Najczęściej pojawia się stwierdzenie, że brakuje im wiedzy dot. procesów EB., brak myślenia strategicznego, działania krótkoterminowe zamiast długoterminowych, brak wiedzy i doświadczeń nt nowych rozwiązań w marketingu i PR, zwłaszcza z uwzględnieniem działań online. A to tylko kilka z uwag, które pokazuje raport.
Aby działania, które podejmuje Twoja firma, były sensowne, Twój zespół też powinien być sensowny.
Przygotuj strategię komunikacji. Stwórz kilka person swoich idealnych pracowników, uwzględniając nie tylko płeć, wiek czy demografię, ale wartości, którymi się kierują, przyzwyczajenia, które mają i miejsca które odwiedzają, zwłaszcza online. W których sieciach społecznościowych są obecni? To bardzo ważne – bo właśnie tam będziesz kierował swoją komunikację. Jeśli szukasz ekspertów, pewnie skoncentrujesz się na LinkedIn. Jeśli chcesz przeprowadzić szerszą rekrutację, zaczniesz od Facebooka. Jeśli Twoi potencjalni pracownicy są studentami, pewnie znajdziesz ich na Snapchacie.

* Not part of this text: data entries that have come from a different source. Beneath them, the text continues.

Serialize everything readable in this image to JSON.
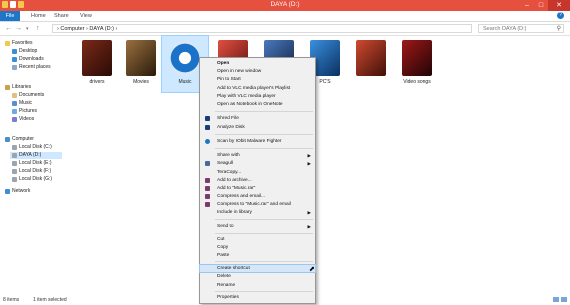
{
  "window": {
    "title": "DAYA (D:)"
  },
  "ribbon": {
    "tabs": [
      "File",
      "Home",
      "Share",
      "View"
    ]
  },
  "address": {
    "path": "›  Computer  ›  DAYA (D:)  ›",
    "search_placeholder": "Search DAYA (D:)"
  },
  "nav": {
    "favorites": "Favorites",
    "desktop": "Desktop",
    "downloads": "Downloads",
    "recent": "Recent places",
    "libraries": "Libraries",
    "documents": "Documents",
    "music": "Music",
    "pictures": "Pictures",
    "videos": "Videos",
    "computer": "Computer",
    "disk_c": "Local Disk (C:)",
    "daya_d": "DAYA (D:)",
    "disk_e": "Local Disk (E:)",
    "disk_f": "Local Disk (F:)",
    "disk_g": "Local Disk (G:)",
    "network": "Network"
  },
  "folders": [
    {
      "label": "drivers",
      "color": "#5a1e14"
    },
    {
      "label": "Movies",
      "color": "#6b4a2a"
    },
    {
      "label": "Music",
      "color": "#1a73c9"
    },
    {
      "label": "",
      "color": "#c0392b"
    },
    {
      "label": "",
      "color": "#2c5aa0"
    },
    {
      "label": "PC'S",
      "color": "#1e6fbf"
    },
    {
      "label": "",
      "color": "#b03a2e"
    },
    {
      "label": "Video songs",
      "color": "#8a1010"
    }
  ],
  "context_menu": {
    "open": "Open",
    "open_new_window": "Open in new window",
    "pin_start": "Pin to Start",
    "vlc_playlist": "Add to VLC media player's Playlist",
    "vlc_play": "Play with VLC media player",
    "onenote": "Open as Notebook in OneNote",
    "shred": "Shred File",
    "analyze": "Analyze Disk",
    "iobit": "Scan by IObit Malware Fighter",
    "share_with": "Share with",
    "seagull": "Seagull",
    "teracopy": "TeraCopy...",
    "add_archive": "Add to archive...",
    "add_music_rar": "Add to \"Music.rar\"",
    "compress_email": "Compress and email...",
    "compress_music_email": "Compress to \"Music.rar\" and email",
    "include_library": "Include in library",
    "send_to": "Send to",
    "cut": "Cut",
    "copy": "Copy",
    "paste": "Paste",
    "create_shortcut": "Create shortcut",
    "delete": "Delete",
    "rename": "Rename",
    "properties": "Properties"
  },
  "status": {
    "count": "8 items",
    "selected": "1 item selected"
  }
}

A kiedy masz już wyselekcjonowane kanały komunikacji, pomyśl o employee value proposition, czyli tym, co tak naprawdę wyróżnia Twpją firmą na rynku pracy. Jakie wartości i korzyści dajesz pracownikom w zamian za podjęcie u ciebie pracy? Pamiętaj, że często pakiet medyczny czy karnet do siłowni nie wystarczą, bo mają je niemal wszyscy. Dlatego tak ważne jest dobre przemyślenie tej kwestii i znalezienie dla swojej firmy wyróżnika. I tutaj znowu zachęcam – zapytaj swoich pracownikow, co się dla nich liczy? Które benefity są dla nich ważne? Odpowiedź być może Cię zaskoczy.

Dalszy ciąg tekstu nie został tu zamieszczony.